Numerical investigation of a high-efficiency BaZrxTi1−xS3 chalcogenide perovskite solar cell

Abstract

The potential of a BaZr_xTi_1−xS₃-based hybrid solar cell that was expected to integrate the advantages offered by both chalcogenide and perovskite materials as absorbers was investigated in detail. Several commonly used materials as electron-transport layers (ETLs) and hole-transport layers (HTLs) were studied during the initial analysis to determine the most suitable architecture for obtaining high efficiency. The optimisation of the proposed solar cell with respect to several critical parameters, including the thickness, bandgap, bulk defect density, and doping concentration of the BaZr_xTi_1−xS₃ chalcogenide perovskite absorber material was performed.
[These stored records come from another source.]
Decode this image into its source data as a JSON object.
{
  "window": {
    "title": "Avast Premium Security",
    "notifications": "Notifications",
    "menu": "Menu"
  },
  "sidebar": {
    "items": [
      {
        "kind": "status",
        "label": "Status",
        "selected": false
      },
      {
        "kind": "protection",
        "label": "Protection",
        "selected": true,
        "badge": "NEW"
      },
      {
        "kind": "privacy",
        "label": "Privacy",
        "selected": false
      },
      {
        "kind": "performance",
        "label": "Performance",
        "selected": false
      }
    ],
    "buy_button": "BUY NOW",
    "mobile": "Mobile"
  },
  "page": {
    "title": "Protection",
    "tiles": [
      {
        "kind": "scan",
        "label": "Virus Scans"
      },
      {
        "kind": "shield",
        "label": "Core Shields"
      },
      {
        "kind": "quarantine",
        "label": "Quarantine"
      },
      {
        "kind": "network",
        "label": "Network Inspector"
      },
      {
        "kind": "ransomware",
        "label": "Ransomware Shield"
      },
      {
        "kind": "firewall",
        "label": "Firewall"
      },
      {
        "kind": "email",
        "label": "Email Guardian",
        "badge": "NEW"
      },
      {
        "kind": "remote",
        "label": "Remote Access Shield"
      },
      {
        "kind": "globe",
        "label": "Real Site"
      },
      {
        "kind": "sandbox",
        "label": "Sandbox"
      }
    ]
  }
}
Additionally, the presence of defects in the ETL/BaZr_xTi_1−xS₃ and HTL/BaZr_xTi_1−xS₃ interfaces were accounted for and their effect on the efficiency was also analysed. Furthermore, light-intensity-dependent investigations were also performed to determine the ideality factor and recombination losses in the reported solar cell. The results suggested that after appropriate engineering of the crucial parameters the optimised non-toxic BaZr_xTi_1−xS₃ solar cells could achieve efficiencies over 27%.